Dear Ms. Smith and Ms. Weiser: 

This letter is intended to provide the American Cheese Society (ACS) with an update on what has been done with respect to non-toxigenic Escherichia coli (E. coli) in raw milk cheese. FDA officials met with the American Cheese Society’s board during ACS’s 2014 Annual Conference in Sacramento, California on July 29-30, 2014. ACS invited FDA to the conference in order to share significant concerns of its membership with FDA, to exchange information, and to engage in important dialogue of mutual importance.  

Among several topics discussed during the meeting, ACS expressed its concern about FDA’s standard for non-toxigenic (E. coli) in raw milk cheese. ACS asked FDA to re-examine its policy for non-toxigenic E. coli in raw milk cheese outlined in the final Compliance Policy Guide, Section 527.300 Diary Products – Microbial Contaminants and Alkaline Phosphatase Activity published in December 2010 (hereafter, the 2010 CPG). ACS also shared concern about the commercial flow of Roquefort cheese from facilities in France that FDA recently subjected to a process known as detention without physical examination (DWPE) under Import Alert 12-10 (http://www.accessdata.fda.gov/cms_ia/importalert_9.html) due to non-toxigenic E. coli test results.  

As we shared during the industry stakeholder conference call in December 2013, the FDA began a food sampling pilot aimed at aligning with the goals of the Food Safety Modernization Act (FSMA), which mandates a risk-informed and preventive approach to food safety.
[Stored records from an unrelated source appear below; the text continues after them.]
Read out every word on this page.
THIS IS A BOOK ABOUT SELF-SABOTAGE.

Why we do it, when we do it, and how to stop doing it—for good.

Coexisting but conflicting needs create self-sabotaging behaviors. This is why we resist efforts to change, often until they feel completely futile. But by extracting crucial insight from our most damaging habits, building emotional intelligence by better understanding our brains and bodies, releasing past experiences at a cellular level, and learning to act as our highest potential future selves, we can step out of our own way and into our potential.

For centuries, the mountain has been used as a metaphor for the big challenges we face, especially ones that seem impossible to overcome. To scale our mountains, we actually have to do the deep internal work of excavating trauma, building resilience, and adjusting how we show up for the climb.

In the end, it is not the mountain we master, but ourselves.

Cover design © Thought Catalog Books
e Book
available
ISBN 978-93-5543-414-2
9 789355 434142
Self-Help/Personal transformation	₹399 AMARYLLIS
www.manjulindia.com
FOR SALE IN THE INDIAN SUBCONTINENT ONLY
Through this pilot, we are learning more about how often select foods, such as 60-day aged raw milk cheese, become contaminated with foodborne pathogens, and what patterns, if any, may help predict potential contamination in the future. Upon completion, the FDA will have collected and analyzed 1600 samples, to produce a statistically significant data set to help identify potential vulnerabilities and inform the agency’s decision making by identifying short-term and long-term next steps. During this pilot process, the agency has been closely monitoring the product collections and analysis and stakeholder feedback in an effort to gather lessons learned and make course corrections, if necessary, to meet the goals of the pilot.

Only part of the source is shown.